Syria started its economic warfare against Israel soon after the Jewish state gained independence. As a leading member of the Arab League, it implemented a boycott that extended to third-country firms having dealings with Israel. The effort has been run by the Central Boycott Office, headquartered in Damascus. Just last month, it moved to add Caterpillar, the large Peoria-based construction-equipment company, to its blacklist of firms trading with the enemy.

Recently, the Presbyterian Church (U.S.A.) voted to divest from American companies that do business with Israel. The action, taken at the church's 216th General Assembly meeting in Richmond, is the first of its kind taken by an American denomination. Indeed, even colleges and universities, where anti-Israel campaigning is rampant, have rejected calls for divestment. As with Syria, Caterpillar is a particular object of Presbyterian ire.

The divestment action manifests a singular animosity towards Israel. The Presbyterians have not divested their funds from any of the cruel regimes of the world: not from China for its ethnic cleansing of Tibetans, and its repression of Muslems and Falun Gong; and not even from Sudan, currently engaged in the extermination of Africans in Darfur. But then again, Syria has not boycotted those states either.

One would expect the Presbyterian Church to use its economic clout with an eye to punishing the many regimes around the world that oppress their fellow Christians, and call attention to their plight. However, the church has not taken action against such nations as Sudan, Somalia, Nigeria, or North Korea (whose government has reportedly murdered 300,000 Christians), where anti-Christian persecution has been detailed by Christian human-rights groups. Indeed, the Presbyterians have not even boycotted Lebanon, where Christians have been slaughtered by various Muslim groups. But then, neither has Syria, which controls Lebanon as a vassal state.

Since the creation of Israel, Christians have been able to worship there unmolested and unafraid. Israel does not afford Christians this treatment as a matter of sovereign grace or condescension, but rather because it shares the American values of religious freedom and pluralism. The Presbyterians have set themselves against the best and only friend and protector of Christianity in the Middle East.

They have done so to support a movement that has slaughtered Christians and defiled their holy places. Yasser Arafat, to whose aid the Presbyterians now come, massacred Christian civilians in Lebanon when his Fatah organization was based there. When Israel invaded to dislodge Arafat, it formed a 20-year alliance with the Christian minority. The Presbyterians' action takes the side of those who have cynically defiled holy Christian sites. The Church of the Nativity has been turned into terrorist hide-out and Manger Square into a place where people are publicly executed without trial.

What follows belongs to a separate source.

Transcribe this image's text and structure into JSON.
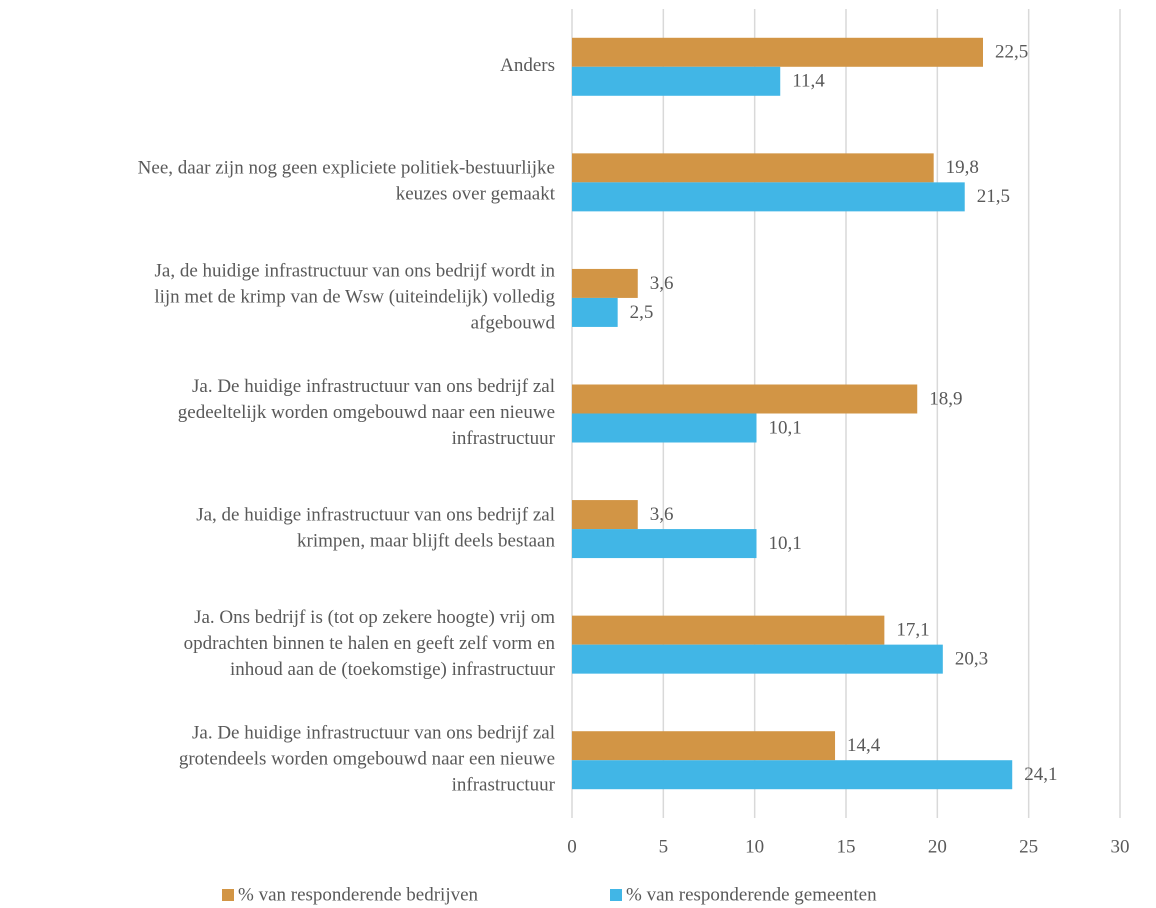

Moreover, the assembly's action comes after the collapse of the intifada, and after Israel has declared its intent to withdrawal from the Gaza Strip, a move not matched by any Palestinian concessions. The signal this sends to Israel is that its efforts will never be deemed satisfactory, unless it gives in to maximalist Palestinian demands, demands that the failed Camp David negotiations revealed to go far beyond Israel's withdrawal from the territories.

The Presbyterians say the policy is prompted by Israel's treatment of Palestinians–the same line Syria advances these days. Yet it can't change the fact that the policy has the effect of economically strangling the only liberal democracy in the Middle East. Interestingly, the Presbyterians have not seen fit to take sanctions against the Palestinians on account of the hundreds of Jews they have murdered.

One hopes that the vote of the assembly does not represent the sentiments of three million members of the church. One also prays that the companies targeted for divestment will be no more swayed by it than by Syria's boycott.

– Eugene Kontorovich is a professor at George Mason University School of Law, in Arlington, Virginia, and an academic fellow with the Foundation for the Defense of Democracies, a policy institute focused on terrorism.